IV

The ugly monosyllables struck her like a blow between the eyes. Alexis Triona!—John Briggs! Briggs! How had she labored, erecting her scaling ladders against the wall of exclusion, to enter the fortified city of the upper-classes, the county families! With what daring had she climbed the heights, bearing the banner with a strange device, “Triona”! And now—flat on her back outside the pale, she lay—her cartes de visite scattered confusedly on the ground, each inscribed “Mrs. John Briggs.”

The sound of the word, its assonance, its consonance, its dissonance, rang in her ears. What had she fled from? The supreme horror crashed in upon her consciousness. Briggs!—pigs! Now forever inescapable, her tragic heritage! No one would ever forget it—no one would ever try to forget it.

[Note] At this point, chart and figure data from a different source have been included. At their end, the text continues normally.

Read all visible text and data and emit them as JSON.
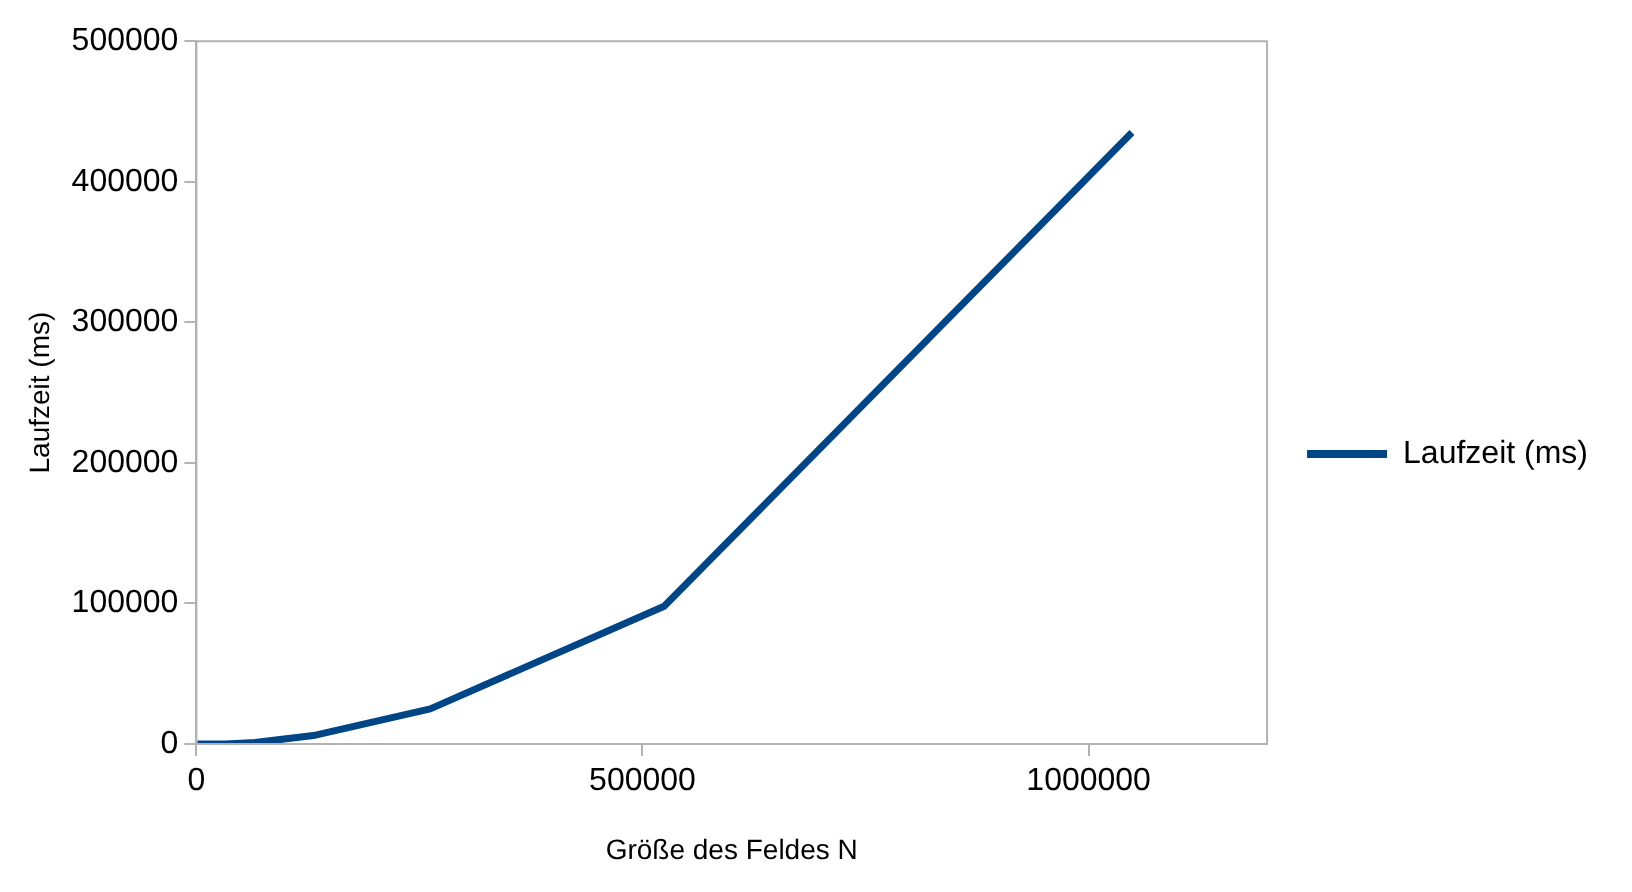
{
  "chart_data": {
    "type": "line",
    "xlabel": "Größe des Feldes N",
    "ylabel": "Laufzeit (ms)",
    "x": [
      1024,
      16384,
      32768,
      65536,
      131072,
      262144,
      524288,
      1048576
    ],
    "series": [
      {
        "name": "Laufzeit (ms)",
        "color": "#004586",
        "values": [
          0,
          0,
          0,
          1000,
          6000,
          25000,
          98000,
          435000
        ]
      }
    ],
    "xlim": [
      0,
      1200000
    ],
    "xticks": [
      0,
      500000,
      1000000
    ],
    "ylim": [
      0,
      500000
    ],
    "yticks": [
      0,
      100000,
      200000,
      300000,
      400000,
      500000
    ],
    "grid": false,
    "legend": "right",
    "marker": "none",
    "line_style": "solid"
  }
}
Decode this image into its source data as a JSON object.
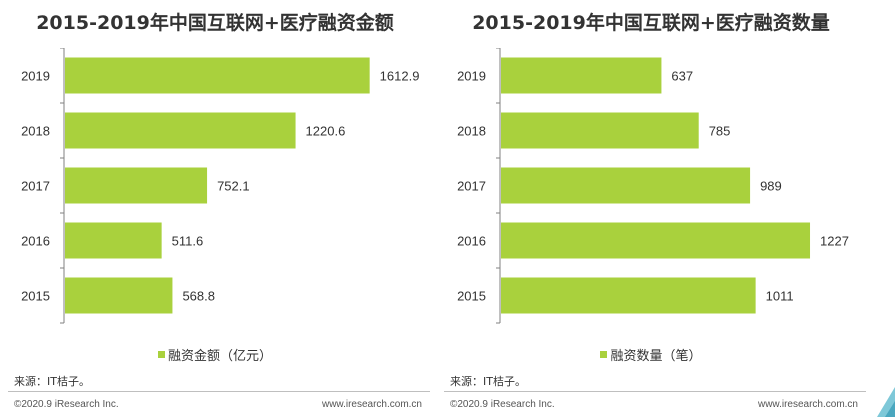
{
  "chart_data": [
    {
      "type": "bar",
      "orientation": "horizontal",
      "title": "2015-2019年中国互联网+医疗融资金额",
      "categories": [
        "2019",
        "2018",
        "2017",
        "2016",
        "2015"
      ],
      "series": [
        {
          "name": "融资金额（亿元）",
          "values": [
            1612.9,
            1220.6,
            752.1,
            511.6,
            568.8
          ],
          "value_labels": [
            "1612.9",
            "1220.6",
            "752.1",
            "511.6",
            "568.8"
          ]
        }
      ],
      "xlim": [
        0,
        1800
      ],
      "bar_color": "#a9d13d",
      "grid": false,
      "legend_position": "bottom"
    },
    {
      "type": "bar",
      "orientation": "horizontal",
      "title": "2015-2019年中国互联网+医疗融资数量",
      "categories": [
        "2019",
        "2018",
        "2017",
        "2016",
        "2015"
      ],
      "series": [
        {
          "name": "融资数量（笔）",
          "values": [
            637,
            785,
            989,
            1227,
            1011
          ],
          "value_labels": [
            "637",
            "785",
            "989",
            "1227",
            "1011"
          ]
        }
      ],
      "xlim": [
        0,
        1350
      ],
      "bar_color": "#a9d13d",
      "grid": false,
      "legend_position": "bottom"
    }
  ],
  "footer": {
    "left_source": "来源：IT桔子。",
    "right_source": "来源：IT桔子。",
    "left_copyright": "©2020.9 iResearch Inc.",
    "left_website": "www.iresearch.com.cn",
    "right_copyright": "©2020.9 iResearch Inc.",
    "right_website": "www.iresearch.com.cn"
  },
  "colors": {
    "bar": "#a9d13d",
    "axis": "#808080",
    "corner_accent": "#7ec8d8"
  }
}
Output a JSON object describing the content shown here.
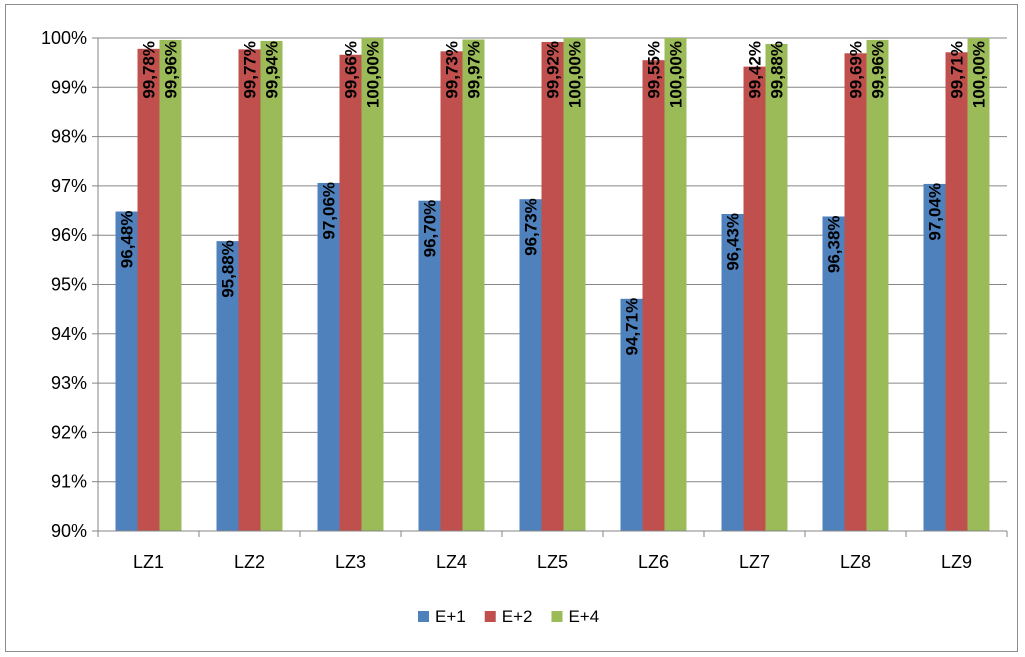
{
  "chart_data": {
    "type": "bar",
    "categories": [
      "LZ1",
      "LZ2",
      "LZ3",
      "LZ4",
      "LZ5",
      "LZ6",
      "LZ7",
      "LZ8",
      "LZ9"
    ],
    "series": [
      {
        "name": "E+1",
        "color": "#4F81BD",
        "values": [
          96.48,
          95.88,
          97.06,
          96.7,
          96.73,
          94.71,
          96.43,
          96.38,
          97.04
        ],
        "labels": [
          "96,48%",
          "95,88%",
          "97,06%",
          "96,70%",
          "96,73%",
          "94,71%",
          "96,43%",
          "96,38%",
          "97,04%"
        ]
      },
      {
        "name": "E+2",
        "color": "#C0504D",
        "values": [
          99.78,
          99.77,
          99.66,
          99.73,
          99.92,
          99.55,
          99.42,
          99.69,
          99.71
        ],
        "labels": [
          "99,78%",
          "99,77%",
          "99,66%",
          "99,73%",
          "99,92%",
          "99,55%",
          "99,42%",
          "99,69%",
          "99,71%"
        ]
      },
      {
        "name": "E+4",
        "color": "#9BBB59",
        "values": [
          99.96,
          99.94,
          100.0,
          99.97,
          100.0,
          100.0,
          99.88,
          99.96,
          100.0
        ],
        "labels": [
          "99,96%",
          "99,94%",
          "100,00%",
          "99,97%",
          "100,00%",
          "100,00%",
          "99,88%",
          "99,96%",
          "100,00%"
        ]
      }
    ],
    "ylim": [
      90,
      100
    ],
    "yticks": [
      90,
      91,
      92,
      93,
      94,
      95,
      96,
      97,
      98,
      99,
      100
    ],
    "ytick_labels": [
      "90%",
      "91%",
      "92%",
      "93%",
      "94%",
      "95%",
      "96%",
      "97%",
      "98%",
      "99%",
      "100%"
    ],
    "grid": true,
    "legend_position": "bottom"
  }
}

“Mrs. John Briggs’s father sold pigs!” She could hear the war cry of the aristocracy.

“Briggs—Briggs—pigs, pigs, pigs,” the drumbeat of her conquering enemies.

“Oh, pigs is pigs and Briggs is Briggs,

And never the twain we’ll meet”——

the chant of embattled dowagers.

“One little pig went to market—so two little Briggs stay home!” the warning, the command of the elect, the desired.

It was impossible. It was unthinkable. It was unendurable. All night she sat and kept a ghastly vigil, to confront him in his first awakening with proofs of his Briggishness.